SEC Staff Provides Further Guidance to Exempt Reporting Advisers on Reporting Special Purpose Entities in Form ADV

The staff of the SEC’s Division of Investment Management (the "Staff") supplemented its "Frequently Asked Questions on Form ADV and IARD" (the "FAQ") to broaden the circumstances under which it would permit an exempt reporting adviser (an "ERA") to include a general partner, managing member or similar special purpose entity ("SPE") of one of the adviser’s private funds in the adviser's report on Form ADV and thereby satisfy the SPE's own ERA reporting obligation. (An ERA is an adviser that relies on the venture capital fund adviser exemption under Section 203(l) of the Investment Advisers Act of 1940 (the "Advisers Act") or the private fund adviser exemption under Section 203(m) of the Advisers Act.) The Staff had previously provided more limited no action relief for SPEs, as discussed in the March 20, 2012 Financial Services Alert.

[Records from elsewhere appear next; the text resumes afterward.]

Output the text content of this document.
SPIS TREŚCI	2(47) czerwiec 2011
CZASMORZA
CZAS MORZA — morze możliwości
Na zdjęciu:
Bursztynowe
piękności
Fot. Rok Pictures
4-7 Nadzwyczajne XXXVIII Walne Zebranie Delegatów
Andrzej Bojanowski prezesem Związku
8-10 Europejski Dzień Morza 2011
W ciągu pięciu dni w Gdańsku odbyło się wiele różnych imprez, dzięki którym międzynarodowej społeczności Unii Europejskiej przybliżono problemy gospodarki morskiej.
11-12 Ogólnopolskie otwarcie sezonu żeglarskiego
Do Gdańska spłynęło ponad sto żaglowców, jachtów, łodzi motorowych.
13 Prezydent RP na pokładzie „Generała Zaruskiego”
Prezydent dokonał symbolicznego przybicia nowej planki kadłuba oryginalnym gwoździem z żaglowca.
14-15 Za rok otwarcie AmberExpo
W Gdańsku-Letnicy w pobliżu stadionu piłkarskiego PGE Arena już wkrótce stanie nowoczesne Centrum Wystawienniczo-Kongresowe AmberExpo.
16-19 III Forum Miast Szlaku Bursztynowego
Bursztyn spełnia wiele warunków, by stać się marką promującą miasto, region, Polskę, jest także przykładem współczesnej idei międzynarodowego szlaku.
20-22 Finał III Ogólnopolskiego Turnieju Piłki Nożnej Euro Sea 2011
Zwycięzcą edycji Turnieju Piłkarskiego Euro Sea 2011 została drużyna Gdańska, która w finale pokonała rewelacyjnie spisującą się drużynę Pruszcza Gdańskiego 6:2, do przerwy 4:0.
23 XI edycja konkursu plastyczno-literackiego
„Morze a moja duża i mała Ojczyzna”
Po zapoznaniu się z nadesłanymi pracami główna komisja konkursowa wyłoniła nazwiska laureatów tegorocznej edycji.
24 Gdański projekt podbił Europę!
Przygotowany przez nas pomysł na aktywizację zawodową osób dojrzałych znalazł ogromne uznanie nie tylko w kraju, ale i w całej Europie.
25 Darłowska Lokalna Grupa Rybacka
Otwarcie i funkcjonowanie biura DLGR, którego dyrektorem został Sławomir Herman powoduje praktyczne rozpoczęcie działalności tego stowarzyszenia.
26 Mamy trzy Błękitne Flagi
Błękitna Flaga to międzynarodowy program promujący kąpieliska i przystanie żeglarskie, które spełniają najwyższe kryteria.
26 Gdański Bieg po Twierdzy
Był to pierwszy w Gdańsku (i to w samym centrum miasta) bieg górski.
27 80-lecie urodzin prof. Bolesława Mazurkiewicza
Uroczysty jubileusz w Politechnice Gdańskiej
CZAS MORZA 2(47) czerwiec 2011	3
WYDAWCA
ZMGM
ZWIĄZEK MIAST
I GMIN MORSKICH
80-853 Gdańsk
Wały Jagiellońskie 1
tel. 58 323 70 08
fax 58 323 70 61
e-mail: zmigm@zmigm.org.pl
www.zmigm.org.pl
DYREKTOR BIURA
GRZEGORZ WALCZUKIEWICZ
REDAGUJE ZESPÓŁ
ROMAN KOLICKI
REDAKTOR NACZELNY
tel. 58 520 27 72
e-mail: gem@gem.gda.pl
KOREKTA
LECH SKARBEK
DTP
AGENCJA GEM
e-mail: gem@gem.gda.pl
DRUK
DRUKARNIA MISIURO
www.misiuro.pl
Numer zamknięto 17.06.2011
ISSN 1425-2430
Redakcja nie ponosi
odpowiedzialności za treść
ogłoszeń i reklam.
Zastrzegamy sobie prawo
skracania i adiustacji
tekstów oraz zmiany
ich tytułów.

The Staff's more recent no-action relief applies to the situation where an SPE delegates certain responsibility for managing a private fund to the reporting ERA, but retains and exercises discretionary authority over the private fund's assets. Such an SPE can satisfy its reporting obligation as an ERA by including in the adviser's report on Form ADV all of the information that the SPE would have provided had it reported separately, provided the following conditions are met: (i) the SPE acts as the SPE only for private funds or other pooled investment vehicles advised by the reporting adviser; (ii) the reporting adviser controls the SPE; (iii) the investment advisory activities of the SPE are subject to the Advisers Act; (iv) the SPE has no employees or other persons acting on its behalf other than officers, directors, partners or employees of the reporting adviser; and (v) the SPE, its officers, directors, partners, employees and persons acting on its behalf are subject to the reporting adviser's supervision and control, making them associated persons of the reporting adviser for purposes of the Advisers Act.

The Staff's prior guidance about reporting SPE-related information in the applicable adviser's Form ADV also applies to the circumstances of the more recent relief: (a) Schedules A and B should include an SPE's executive officer and ownership information, identifying the SPE to which the officer and ownership information relates in the "Title or Status" column of Schedule A; and (b) responses to the questions in Form ADV should relate to, and include all information concerning, the ERA and each SPE being reported in the Form ADV.